Non solo, la Calabria risultava, infatti, come l’«ultima regione nelle donazioni per trapianto organi. Con il livello di griglia di Lea [Livelli essenziali di assistenza] più basso». Ma al primo posto nel «pagamento ai privati a consuntivo con decreti adottati a ottobre-novembre dell’anno in corso, senza alcuna programmazione e selezione della produzione; nell’assenza di qualsiasi tipo di relazioni sindacali; con il tasso di assenteismo nel settore pubblico più alto d’Italia». Un problema culturale, lo considerava il commissario Scura. Forse più un problema politico, se è vero che, per dire, ancora oggi la Calabria detiene il record dei Comuni sciolti per infiltrazioni mafiose.
UNA QUESTIONE POLITICA
Una questione politica che riguarda tutto il Paese, da Nord a Sud, comunque, è quella delle disparità sanitarie tra le diverse regioni. Ed è una storia che risale al 2001, da quando la regionalizzazione della sanità attuata con la riforma del Titolo V della Costituzione, attribuendo ampie funzioni alle Regioni in materia di organizzazione e di gestione dell’offerta sanitaria, aveva reso evidente da subito che alcune di esse non sarebbero state in grado di erogare livelli minimi garantiti di assistenza nel rispetto dell’equilibrio di bilancio.

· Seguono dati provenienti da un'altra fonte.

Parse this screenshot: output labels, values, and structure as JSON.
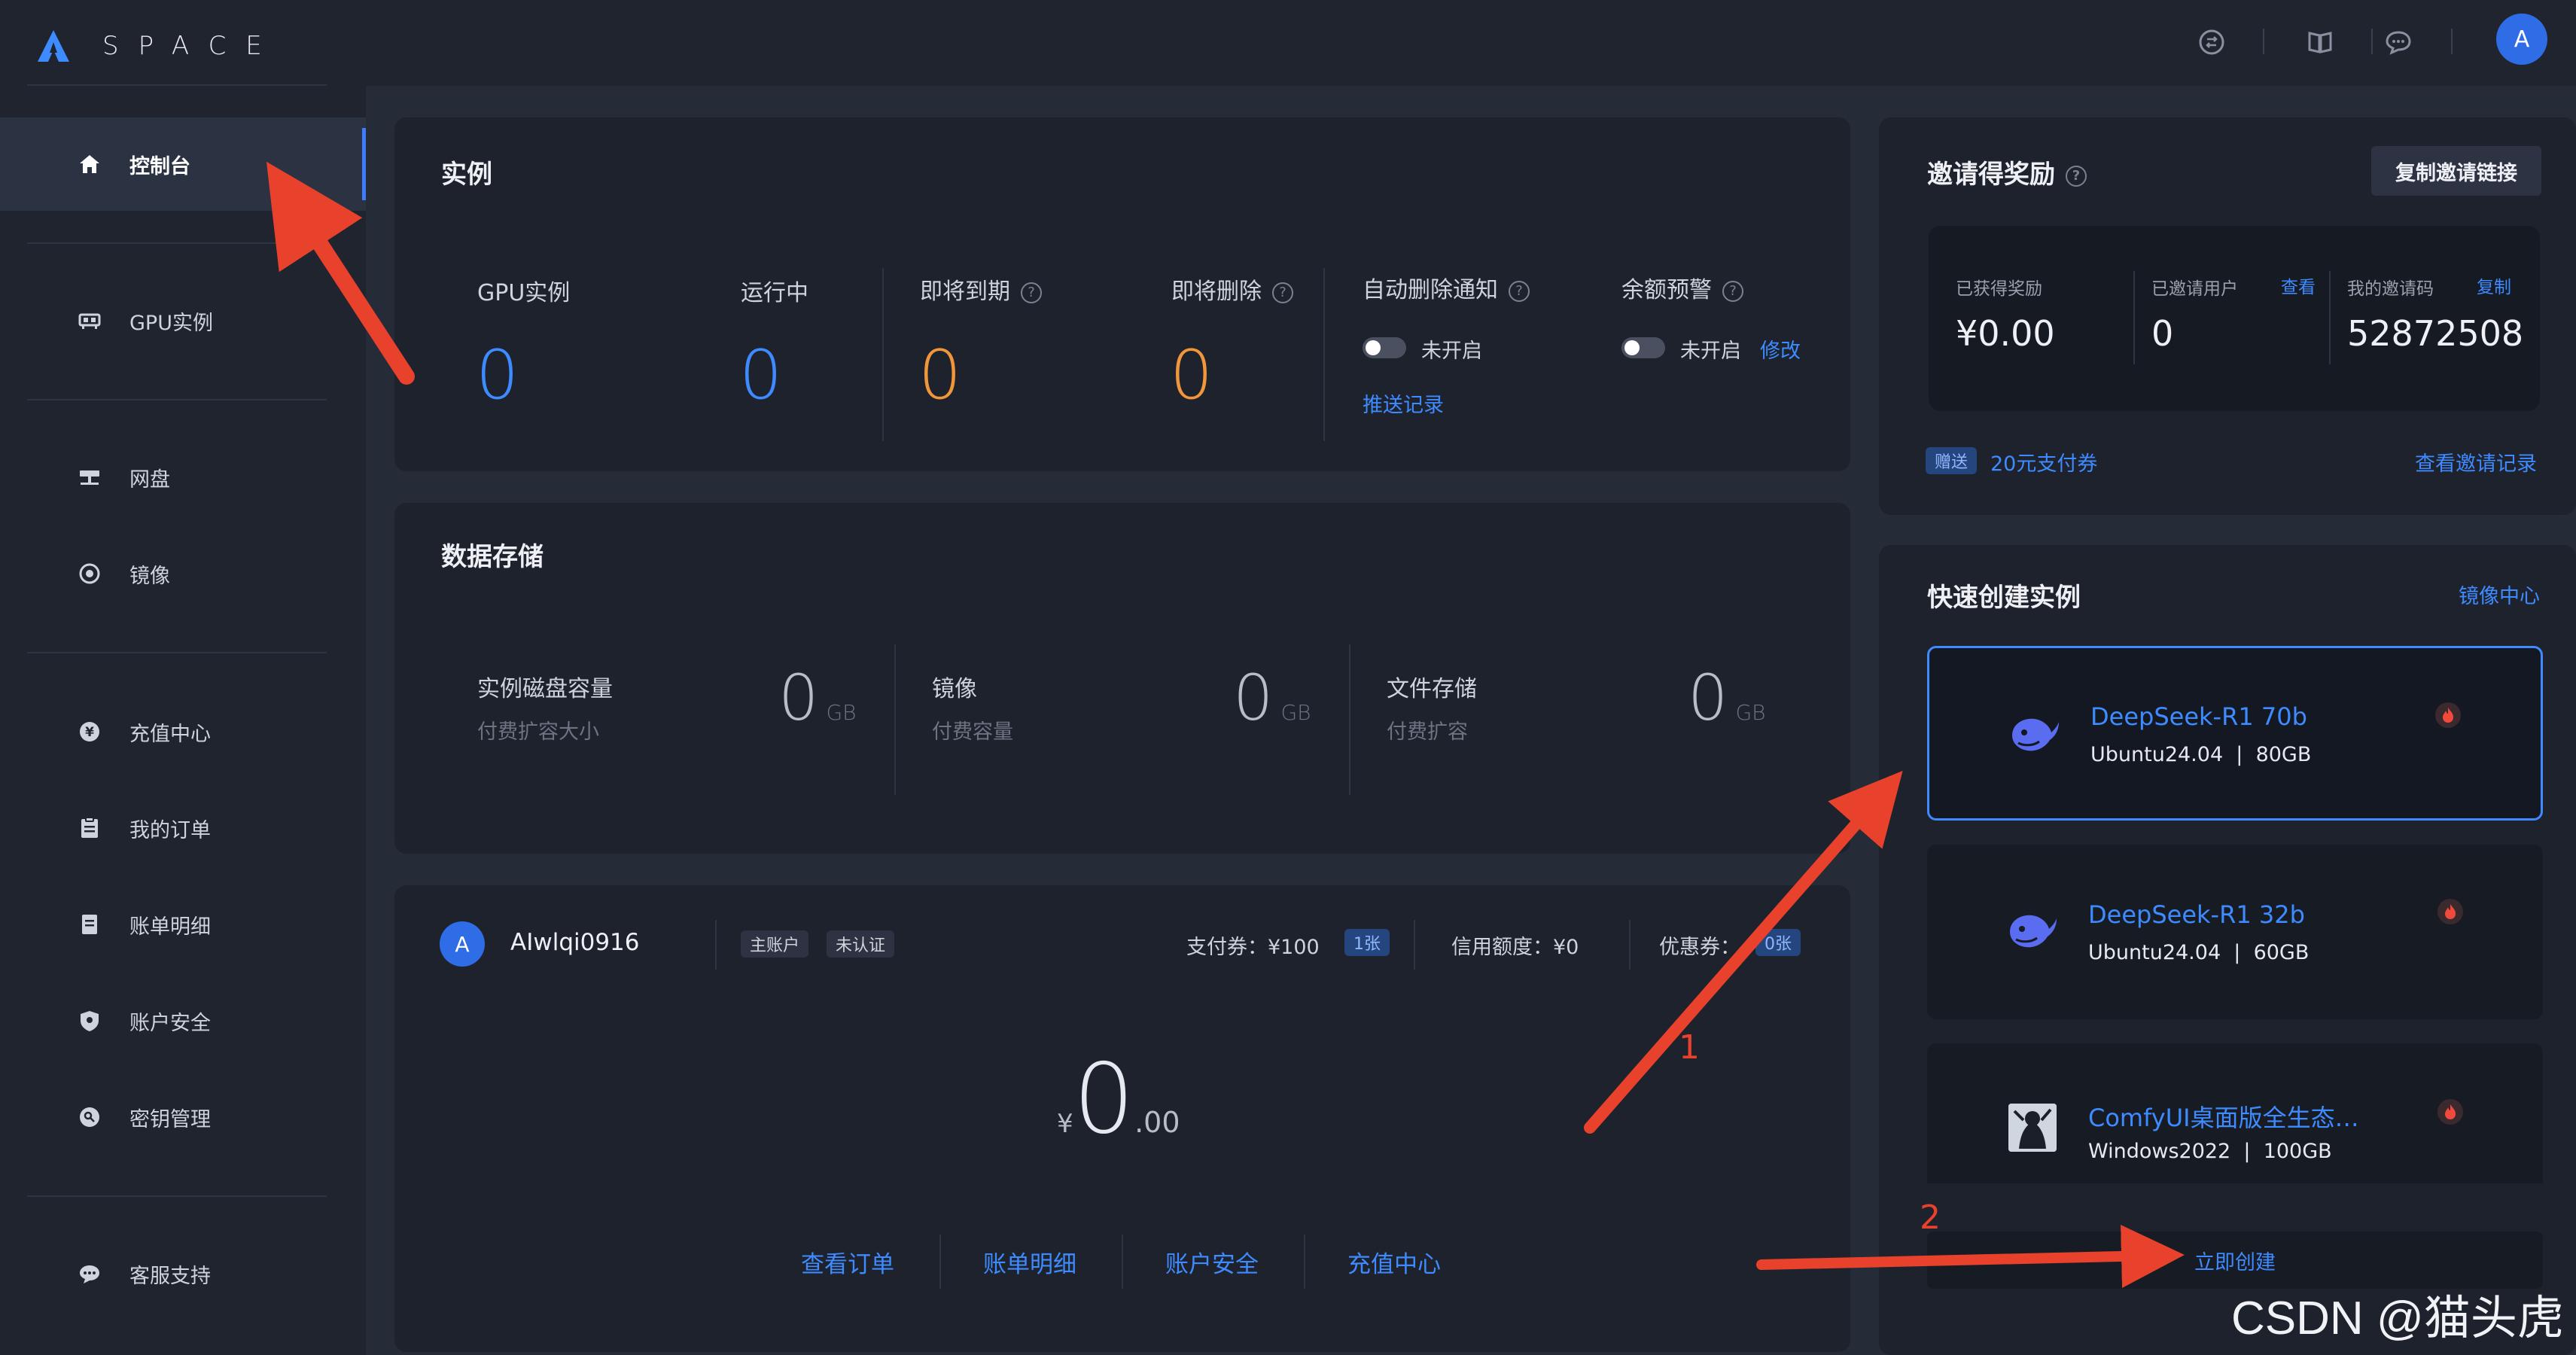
{
  "app": {
    "logo_text": "SPACE",
    "user_initial": "A"
  },
  "sidebar": {
    "items": [
      {
        "label": "控制台",
        "icon": "home-icon"
      },
      {
        "label": "GPU实例",
        "icon": "gpu-icon"
      },
      {
        "label": "网盘",
        "icon": "disk-icon"
      },
      {
        "label": "镜像",
        "icon": "image-icon"
      },
      {
        "label": "充值中心",
        "icon": "yen-icon"
      },
      {
        "label": "我的订单",
        "icon": "order-icon"
      },
      {
        "label": "账单明细",
        "icon": "bill-icon"
      },
      {
        "label": "账户安全",
        "icon": "shield-icon"
      },
      {
        "label": "密钥管理",
        "icon": "key-icon"
      },
      {
        "label": "客服支持",
        "icon": "chat-icon"
      }
    ]
  },
  "instances": {
    "title": "实例",
    "gpu_label": "GPU实例",
    "gpu_value": "0",
    "running_label": "运行中",
    "running_value": "0",
    "expiring_label": "即将到期",
    "expiring_value": "0",
    "deleting_label": "即将删除",
    "deleting_value": "0",
    "auto_delete_label": "自动删除通知",
    "auto_delete_status": "未开启",
    "push_record": "推送记录",
    "balance_alert_label": "余额预警",
    "balance_alert_status": "未开启",
    "modify": "修改"
  },
  "storage": {
    "title": "数据存储",
    "items": [
      {
        "label": "实例磁盘容量",
        "sub": "付费扩容大小",
        "value": "0",
        "unit": "GB"
      },
      {
        "label": "镜像",
        "sub": "付费容量",
        "value": "0",
        "unit": "GB"
      },
      {
        "label": "文件存储",
        "sub": "付费扩容",
        "value": "0",
        "unit": "GB"
      }
    ]
  },
  "account": {
    "avatar": "A",
    "username": "AIwlqi0916",
    "badge_main": "主账户",
    "badge_unverified": "未认证",
    "voucher_label": "支付券：",
    "voucher_value": "¥100",
    "voucher_count": "1张",
    "credit_label": "信用额度：",
    "credit_value": "¥0",
    "coupon_label": "优惠券：",
    "coupon_count": "0张",
    "currency": "¥",
    "balance_int": "0",
    "balance_dec": ".00",
    "links": [
      "查看订单",
      "账单明细",
      "账户安全",
      "充值中心"
    ]
  },
  "invite": {
    "title": "邀请得奖励",
    "copy_link_button": "复制邀请链接",
    "earned_label": "已获得奖励",
    "earned_value": "¥0.00",
    "invited_label": "已邀请用户",
    "view": "查看",
    "invited_value": "0",
    "code_label": "我的邀请码",
    "copy": "复制",
    "code_value": "52872508",
    "gift_badge": "赠送",
    "gift_text": "20元支付券",
    "records_link": "查看邀请记录"
  },
  "quick_create": {
    "title": "快速创建实例",
    "mirror_center": "镜像中心",
    "cards": [
      {
        "name": "DeepSeek-R1 70b",
        "os": "Ubuntu24.04",
        "disk": "80GB"
      },
      {
        "name": "DeepSeek-R1 32b",
        "os": "Ubuntu24.04",
        "disk": "60GB"
      },
      {
        "name": "ComfyUI桌面版全生态…",
        "os": "Windows2022",
        "disk": "100GB"
      }
    ],
    "create_button": "立即创建"
  },
  "annotations": {
    "step1": "1",
    "step2": "2",
    "watermark": "CSDN @猫头虎"
  },
  "colors": {
    "accent": "#3e8bff",
    "orange": "#f1963a",
    "arrow": "#e8412c"
  }
}
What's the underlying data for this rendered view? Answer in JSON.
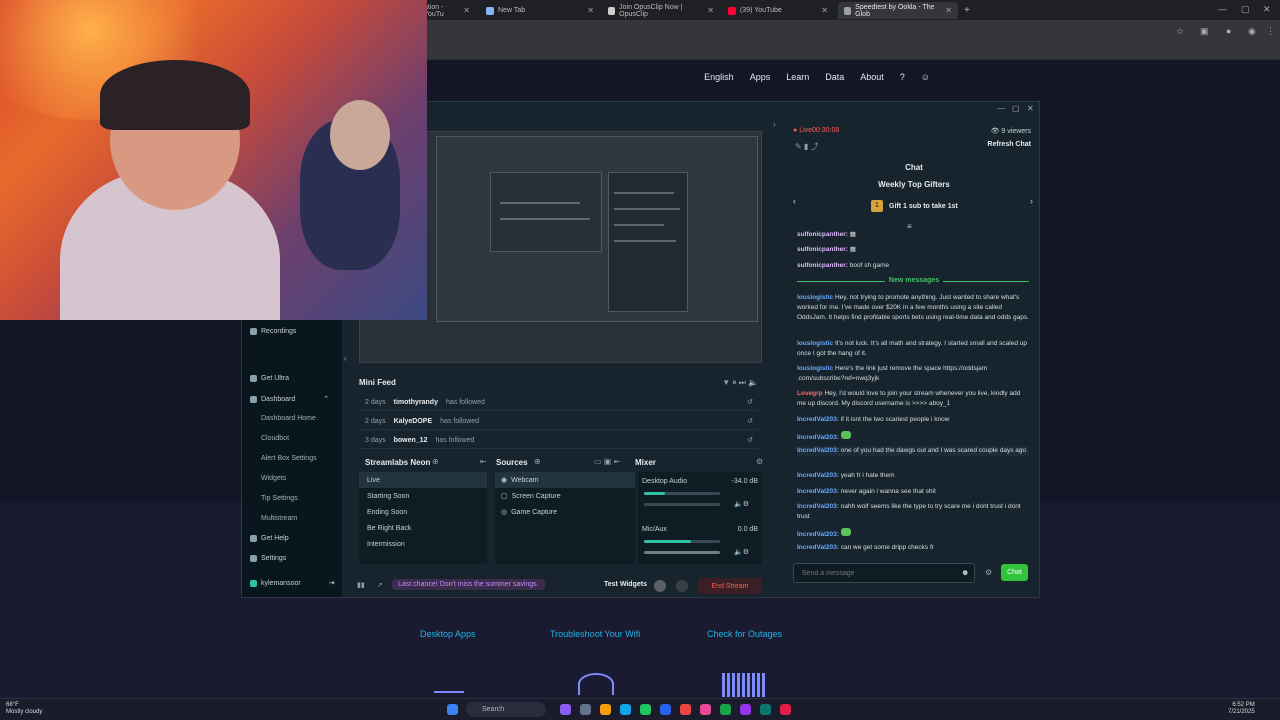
{
  "browser": {
    "tabs": [
      {
        "label": "ation - YouTu",
        "active": false
      },
      {
        "label": "New Tab",
        "active": false
      },
      {
        "label": "Join OpusClip Now | OpusClip",
        "active": false
      },
      {
        "label": "(39) YouTube",
        "active": false
      },
      {
        "label": "Speedtest by Ookla - The Glob",
        "active": true
      }
    ]
  },
  "speedtest": {
    "nav": [
      "English",
      "Apps",
      "Learn",
      "Data",
      "About"
    ],
    "links": [
      "Desktop Apps",
      "Troubleshoot Your Wifi",
      "Check for Outages"
    ]
  },
  "streamlabs": {
    "sidebar": {
      "recordings": "Recordings",
      "get_ultra": "Get Ultra",
      "dashboard": "Dashboard",
      "dashboard_items": [
        "Dashboard Home",
        "Cloudbot",
        "Alert Box Settings",
        "Widgets",
        "Tip Settings",
        "Multistream"
      ],
      "get_help": "Get Help",
      "settings": "Settings",
      "user": "kylemansoor"
    },
    "mini_feed": {
      "title": "Mini Feed",
      "rows": [
        {
          "time": "2 days",
          "user": "timothyrandy",
          "action": "has followed"
        },
        {
          "time": "2 days",
          "user": "KalyeDOPE",
          "action": "has followed"
        },
        {
          "time": "3 days",
          "user": "bowen_12",
          "action": "has followed"
        }
      ]
    },
    "scenes": {
      "title": "Streamlabs Neon",
      "items": [
        "Live",
        "Starting Soon",
        "Ending Soon",
        "Be Right Back",
        "Intermission"
      ]
    },
    "sources": {
      "title": "Sources",
      "items": [
        "Webcam",
        "Screen Capture",
        "Game Capture"
      ]
    },
    "mixer": {
      "title": "Mixer",
      "channels": [
        {
          "name": "Desktop Audio",
          "db": "-34.0 dB",
          "level": 0.28
        },
        {
          "name": "Mic/Aux",
          "db": "0.0 dB",
          "level": 0.62
        }
      ]
    },
    "footer": {
      "promo": "Last chance! Don't miss the summer savings.",
      "test_widgets": "Test Widgets",
      "end_stream": "End Stream"
    }
  },
  "chat": {
    "live_label": "Live",
    "timer": "00:30:08",
    "viewers": "9 viewers",
    "refresh": "Refresh Chat",
    "title": "Chat",
    "top_gifters_title": "Weekly Top Gifters",
    "gifter_rank": "1",
    "gifter_text": "Gift 1 sub to take 1st",
    "new_messages": "New messages",
    "messages": [
      {
        "user": "sulfonicpanther:",
        "text": "",
        "style": "u2"
      },
      {
        "user": "sulfonicpanther:",
        "text": "",
        "style": "u2"
      },
      {
        "user": "sulfonicpanther:",
        "text": "boof sh game",
        "style": "u2"
      },
      {
        "user": "louslogistic",
        "text": "Hey, not trying to promote anything. Just wanted to share what's worked for me. I've made over $20K in a few months using a site called OddsJam. It helps find profitable sports bets using real-time data and odds gaps.",
        "style": "u"
      },
      {
        "user": "louslogistic",
        "text": "It's not luck. It's all math and strategy. I started small and scaled up once I got the hang of it.",
        "style": "u"
      },
      {
        "user": "louslogistic",
        "text": "Here's the link just remove the space https://oddsjam .com/subscribe?ref=nwq3yjk",
        "style": "u"
      },
      {
        "user": "Lovegrp",
        "text": "Hey, I'd would love to join your stream whenever you live, kindly add me up discord. My discord username is >>>> aboy_1",
        "style": "u3"
      },
      {
        "user": "IncredVal203:",
        "text": "if it isnt the two scariest people i know",
        "style": "u"
      },
      {
        "user": "IncredVal203:",
        "text": "",
        "style": "u"
      },
      {
        "user": "IncredVal203:",
        "text": "one of you had the dawgs out and I was scared couple days ago",
        "style": "u"
      },
      {
        "user": "IncredVal203:",
        "text": "yeah fr i hate them",
        "style": "u"
      },
      {
        "user": "IncredVal203:",
        "text": "never again i wanna see that shit",
        "style": "u"
      },
      {
        "user": "IncredVal203:",
        "text": "nahh wolf seems like the type to try scare me i dont trust i dont trust",
        "style": "u"
      },
      {
        "user": "IncredVal203:",
        "text": "",
        "style": "u"
      },
      {
        "user": "IncredVal203:",
        "text": "can we get some dripp checks fr",
        "style": "u"
      }
    ],
    "input_placeholder": "Send a message",
    "send_label": "Chat"
  },
  "taskbar": {
    "search": "Search",
    "weather": "68°F",
    "weather_sub": "Mostly cloudy",
    "time": "6:52 PM",
    "date": "7/21/2025"
  }
}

Una disuguaglianza tra luoghi d’Italia che è persino peggiorata dal 2007, da quando, cioè, sono stati introdotti i primi piani di rientro regionali con il blocco del turn-over dei dipendenti e la diminuzione dei posti letto, che hanno avuto l’effetto ultimo di avvantaggiare il privato convenzionato. Mentre «sarebbe opportuno prevedere, accanto al controllo della gestione economico-finanziaria, forme di affiancamento e di supporto tecnico al processo di riorganizzazione della rete ospedaliera, di potenziamento della rete territoriale e di miglioramento del servizio reso».
Sarebbe opportuno prevedere, accanto al controllo della gestione economico-finanziaria, forme di affiancamento e di supporto tecnico al processo di riorganizzazione della rete ospedaliera, di potenziamento della rete territoriale e di miglioramento del servizio reso.
Era il 2018 e questo si leggeva in un rapporto – La sanità in italia: il difficile equilibrio tra vincoli di bilancio e qualità dei servizi nelle regioni in piano di rientro – redatto dagli economisti della Banca d’Italia: «nel rispetto dei vincoli di bilancio, sarebbe in questo modo possibile garantire a ciascuno, nel proprio territorio di residenza, il soddisfacimento del principio costituzionale secondo il quale la tutela della salute rappresenta un fondamentale diritto dell’individuo».